It’s happened again. All the holiday eating and cold winter nights on the couch have caught up with you…and it doesn’t look pretty. Take heart. You’re in good company and where there’s a will to get rid of winter weight, there is a way.

GoalsGet a journal

Use your journal to record beginning and weekly weight, daily meals and snacks, measurements, accomplishments, pictures and quotes that inspire you to stay on your weight loss journey. You should also write out your goals. These should be realistic, measureable and time limited.


I will lose at least one pound each week for the next ten weeks.

I will exercise three times each week for 30 minutes for the next three months.
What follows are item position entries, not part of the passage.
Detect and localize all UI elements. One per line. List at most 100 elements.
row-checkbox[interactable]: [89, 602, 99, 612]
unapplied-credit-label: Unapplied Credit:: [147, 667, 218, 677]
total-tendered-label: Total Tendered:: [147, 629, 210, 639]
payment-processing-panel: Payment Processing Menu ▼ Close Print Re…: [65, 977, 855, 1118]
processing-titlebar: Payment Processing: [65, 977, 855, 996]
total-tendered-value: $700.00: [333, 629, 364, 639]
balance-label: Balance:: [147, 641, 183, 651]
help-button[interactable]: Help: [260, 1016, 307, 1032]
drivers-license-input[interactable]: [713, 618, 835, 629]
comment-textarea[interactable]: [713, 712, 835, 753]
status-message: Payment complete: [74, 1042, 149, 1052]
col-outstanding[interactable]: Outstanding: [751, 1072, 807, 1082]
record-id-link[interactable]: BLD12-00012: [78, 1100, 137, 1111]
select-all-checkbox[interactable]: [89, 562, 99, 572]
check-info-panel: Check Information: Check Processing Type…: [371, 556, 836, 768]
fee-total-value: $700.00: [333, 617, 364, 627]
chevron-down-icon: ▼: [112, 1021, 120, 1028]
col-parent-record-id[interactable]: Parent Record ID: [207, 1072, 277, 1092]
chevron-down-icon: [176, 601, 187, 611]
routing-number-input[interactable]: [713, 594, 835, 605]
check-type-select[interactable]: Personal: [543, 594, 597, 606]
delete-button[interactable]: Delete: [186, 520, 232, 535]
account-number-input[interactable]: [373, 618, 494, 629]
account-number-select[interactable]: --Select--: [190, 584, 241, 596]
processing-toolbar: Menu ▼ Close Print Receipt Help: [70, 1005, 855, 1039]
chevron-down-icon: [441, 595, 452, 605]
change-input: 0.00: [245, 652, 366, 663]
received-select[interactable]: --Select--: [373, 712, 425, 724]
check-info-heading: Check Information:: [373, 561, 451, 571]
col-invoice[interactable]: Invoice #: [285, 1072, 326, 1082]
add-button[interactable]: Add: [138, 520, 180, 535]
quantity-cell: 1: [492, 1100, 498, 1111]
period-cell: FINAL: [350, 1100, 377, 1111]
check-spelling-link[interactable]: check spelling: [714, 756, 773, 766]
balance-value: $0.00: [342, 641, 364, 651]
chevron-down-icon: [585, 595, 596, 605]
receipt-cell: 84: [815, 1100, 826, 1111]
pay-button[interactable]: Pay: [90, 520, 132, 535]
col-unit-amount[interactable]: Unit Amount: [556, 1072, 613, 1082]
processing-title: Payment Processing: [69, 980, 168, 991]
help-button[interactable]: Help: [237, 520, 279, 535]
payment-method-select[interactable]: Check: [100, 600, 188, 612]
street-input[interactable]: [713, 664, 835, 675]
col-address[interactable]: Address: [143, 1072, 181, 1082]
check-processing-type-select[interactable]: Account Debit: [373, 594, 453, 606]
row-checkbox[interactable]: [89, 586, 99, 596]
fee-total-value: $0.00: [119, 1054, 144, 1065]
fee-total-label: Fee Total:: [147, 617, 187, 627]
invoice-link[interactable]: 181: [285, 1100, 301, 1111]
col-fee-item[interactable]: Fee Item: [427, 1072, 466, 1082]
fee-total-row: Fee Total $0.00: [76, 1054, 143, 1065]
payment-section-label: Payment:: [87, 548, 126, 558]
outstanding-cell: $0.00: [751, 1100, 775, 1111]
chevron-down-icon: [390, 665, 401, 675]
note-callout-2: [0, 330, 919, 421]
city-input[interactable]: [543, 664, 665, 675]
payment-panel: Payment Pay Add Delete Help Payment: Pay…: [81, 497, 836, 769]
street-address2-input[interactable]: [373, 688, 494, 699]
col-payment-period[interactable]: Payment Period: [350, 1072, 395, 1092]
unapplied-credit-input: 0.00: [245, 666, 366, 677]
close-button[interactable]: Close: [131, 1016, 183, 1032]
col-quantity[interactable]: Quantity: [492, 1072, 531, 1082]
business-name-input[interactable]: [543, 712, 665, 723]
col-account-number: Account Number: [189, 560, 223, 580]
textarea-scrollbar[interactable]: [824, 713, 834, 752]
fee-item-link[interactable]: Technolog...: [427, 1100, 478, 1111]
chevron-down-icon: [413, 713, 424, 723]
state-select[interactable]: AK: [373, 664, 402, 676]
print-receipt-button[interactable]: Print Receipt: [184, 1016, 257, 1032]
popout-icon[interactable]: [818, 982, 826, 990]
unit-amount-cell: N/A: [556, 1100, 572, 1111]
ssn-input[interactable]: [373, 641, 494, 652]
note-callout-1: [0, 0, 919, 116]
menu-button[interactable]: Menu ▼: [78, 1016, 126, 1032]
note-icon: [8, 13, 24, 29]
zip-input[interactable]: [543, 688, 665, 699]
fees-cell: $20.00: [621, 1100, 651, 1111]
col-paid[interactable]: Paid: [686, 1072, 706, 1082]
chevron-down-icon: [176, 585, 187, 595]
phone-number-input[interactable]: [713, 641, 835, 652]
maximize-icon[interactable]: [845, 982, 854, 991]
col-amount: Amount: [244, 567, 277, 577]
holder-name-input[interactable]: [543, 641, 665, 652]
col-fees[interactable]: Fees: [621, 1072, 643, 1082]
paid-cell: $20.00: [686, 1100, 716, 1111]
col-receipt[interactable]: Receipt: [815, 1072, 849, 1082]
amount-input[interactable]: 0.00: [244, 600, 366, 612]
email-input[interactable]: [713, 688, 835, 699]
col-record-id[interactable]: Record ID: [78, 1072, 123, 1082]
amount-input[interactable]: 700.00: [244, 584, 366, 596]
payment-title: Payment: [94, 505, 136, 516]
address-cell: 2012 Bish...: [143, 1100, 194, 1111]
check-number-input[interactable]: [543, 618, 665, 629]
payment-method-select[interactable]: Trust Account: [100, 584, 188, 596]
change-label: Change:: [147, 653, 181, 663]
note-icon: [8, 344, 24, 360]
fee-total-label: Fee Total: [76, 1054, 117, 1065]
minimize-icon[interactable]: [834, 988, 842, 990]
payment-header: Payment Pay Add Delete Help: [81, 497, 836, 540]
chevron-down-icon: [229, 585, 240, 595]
I will eat seven servings of fruits and vegetables every day for the next four weeks

You can revisit these goals at the end of the deadline you set and decide how or if they should be modified.

Know your why

Write about your motivation, too. Why is it important to you to lose weight? How will your life be changed? What benefits do you anticipate? Why does the benefit matter to you? As you write, be as clear and honest as you can about how you think your life will be changed, and why that change matters. When you are really committed to the why of weight loss, the how will be easier.

ScalesWeigh in

Get fully undressed and get on the scale before you eat anything. Record your weight in your journal. Take your measurements and include these in your journal as well. This step is important because lost inches can help you stay encouraged when it seems like to scale won’t budge.

Plan meals

You will need to burn 3500 calories to lose one pound. Broken down that is about 500 fewer calories each day that you must take in or 500 calories that you must burn with exercise. What you eat matters (that includes everything – snacks and nibbles too – you put in your mouth). Learn about ideal caloric intake for your weight, height and activity level, and plan your meals accordingly. Rely on good information rather than assumptions. People generally underestimate the number of calories they take in.

Get support

You are more likely to stick with your winter weight loss plan when you have support. Get your spouse, co-worker, neighbor, friend or family member to exercise with you a few times each week. You’ll have more fun and you may even work harder. After all, a little friendly competition can’t hurt.

Move more all day

Go to the gym. Get out of your seat, too. If you add all the hours of travel to work, sitting at desks, in front of television and sleeping, it is probably safe to say that you’re sedentary at least 20 hours a day. Get a pedometer and aim for 10,000 steps a day in addition to exercise.

Be realistic

The number one obstacle to weight loss is unrealistic expectations. You will lose weight but it won’t happen in a week. You have to stick with it. Make room for rewards so you don’t feel deprived. Celebrate every accomplishment along the way. Maybe you haven’t lost all the weight yet but maybe you snore less or have better blood pressure or cholesterol numbers. Find ways to stay encouraged. Remember why you started this journey in the first place.